Sur le plateau de Bebahan, du côté de la mer, règne une petite crête de marnes à bancs de grès tendre que l’érosion a respectée. Une profonde et très étroite coupure la traverse. Il y a des passages extrêmement pittoresques, des amoncellemens de roches où circulent de minuscules torrens, de place en place une touffe de roseaux ; des deux côtés, la muraille du ravin, et au-dessus de nos têtes une bande de ciel plus claire et toute semée d’étoiles. Ce tang c’est le nom qu’on donne en Perse aux défilés de cette sorte, est très mal famé. Un nombre assez considérable de caravanes parcourt, à l’époque de la moisson surtout, les deux étapes qui séparent Bebahan de Bender-Dilem ; elles sont très souvent attaquées et dévalisées en cet endroit, malgré la présence d’un poste de tofangchis qui surveille les alentours.

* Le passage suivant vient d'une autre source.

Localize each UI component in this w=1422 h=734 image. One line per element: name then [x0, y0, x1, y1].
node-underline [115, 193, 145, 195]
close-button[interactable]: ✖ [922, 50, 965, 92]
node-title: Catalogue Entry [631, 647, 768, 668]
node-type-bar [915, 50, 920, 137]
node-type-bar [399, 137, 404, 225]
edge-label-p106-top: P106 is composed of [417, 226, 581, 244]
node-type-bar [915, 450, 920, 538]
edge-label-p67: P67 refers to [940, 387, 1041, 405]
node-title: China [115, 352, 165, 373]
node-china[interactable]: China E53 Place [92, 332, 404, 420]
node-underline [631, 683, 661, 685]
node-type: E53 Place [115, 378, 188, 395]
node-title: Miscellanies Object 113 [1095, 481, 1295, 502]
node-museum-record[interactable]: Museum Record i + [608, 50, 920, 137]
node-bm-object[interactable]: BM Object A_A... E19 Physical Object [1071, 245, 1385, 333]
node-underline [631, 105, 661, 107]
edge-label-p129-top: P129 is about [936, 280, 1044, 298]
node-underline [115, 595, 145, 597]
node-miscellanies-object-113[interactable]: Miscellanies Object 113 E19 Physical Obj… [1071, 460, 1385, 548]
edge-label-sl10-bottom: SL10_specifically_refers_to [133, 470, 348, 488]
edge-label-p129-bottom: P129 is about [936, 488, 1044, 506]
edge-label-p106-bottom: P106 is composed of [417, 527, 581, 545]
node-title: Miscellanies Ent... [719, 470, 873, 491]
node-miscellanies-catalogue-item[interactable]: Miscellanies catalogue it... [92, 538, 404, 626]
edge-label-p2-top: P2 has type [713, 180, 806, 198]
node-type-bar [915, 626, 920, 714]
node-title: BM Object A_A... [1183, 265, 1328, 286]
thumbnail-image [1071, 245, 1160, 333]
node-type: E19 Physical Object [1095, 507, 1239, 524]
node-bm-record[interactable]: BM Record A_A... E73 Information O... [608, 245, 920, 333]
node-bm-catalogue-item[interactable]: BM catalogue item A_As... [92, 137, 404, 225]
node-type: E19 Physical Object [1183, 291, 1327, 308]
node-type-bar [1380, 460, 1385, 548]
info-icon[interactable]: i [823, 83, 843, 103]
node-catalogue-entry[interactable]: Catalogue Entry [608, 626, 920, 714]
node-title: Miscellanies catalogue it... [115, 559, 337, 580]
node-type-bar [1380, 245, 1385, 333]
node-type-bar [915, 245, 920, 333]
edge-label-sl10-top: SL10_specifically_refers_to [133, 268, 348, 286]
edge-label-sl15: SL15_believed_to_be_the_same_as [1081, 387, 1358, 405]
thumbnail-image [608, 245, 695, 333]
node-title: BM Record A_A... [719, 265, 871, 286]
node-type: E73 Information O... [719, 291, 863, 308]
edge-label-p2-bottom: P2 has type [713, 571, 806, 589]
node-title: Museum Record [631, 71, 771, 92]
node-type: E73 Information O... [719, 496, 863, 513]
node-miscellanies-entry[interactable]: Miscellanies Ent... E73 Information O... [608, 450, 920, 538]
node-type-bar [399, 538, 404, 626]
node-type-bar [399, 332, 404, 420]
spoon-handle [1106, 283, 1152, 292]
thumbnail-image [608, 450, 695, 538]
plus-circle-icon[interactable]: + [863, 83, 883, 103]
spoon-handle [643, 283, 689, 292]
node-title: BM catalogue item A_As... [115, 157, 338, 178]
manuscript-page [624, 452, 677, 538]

Le défilé débouche tout à coup sur un petit plateau qu’on traverse en moins d’une heure. Il s’arrête net du côté de la mer, et, à 500 mètres au-dessous, se trouve la grande plaine de Zeitun. Peu large de l’est à l’ouest, elle forme du nord au sud une grande bande au pied de la montagne. Le Chirin, devenu un très grand fleuve à cet endroit, la traverse dans toute sa longueur. Au long de son cours, ce ne sont que champs cultivés, rizières, oasis de palmiers, villages où nous trouvons des vivres en abondance. Il faut descendre dans cette plaine. Le sentier, très raide, serpente dans les marnes. Des érosions gigantesques, d’énormes ravinemens ont formé des précipices tout autour de nous. Il faut tenir la tête des chevaux et descendre à pied. Le soleil qui se lève colore la roche en rose léger; il n’y a pas une touffe d’herbe. Il y fait, même à cette heure, une chaleur étouffante ; car, dans ces gorges nues et sauvages, fournaises pendant le jour, l’air frais de la nuit ne circule pas et la température s’y abaisse à peine par le rayonnement.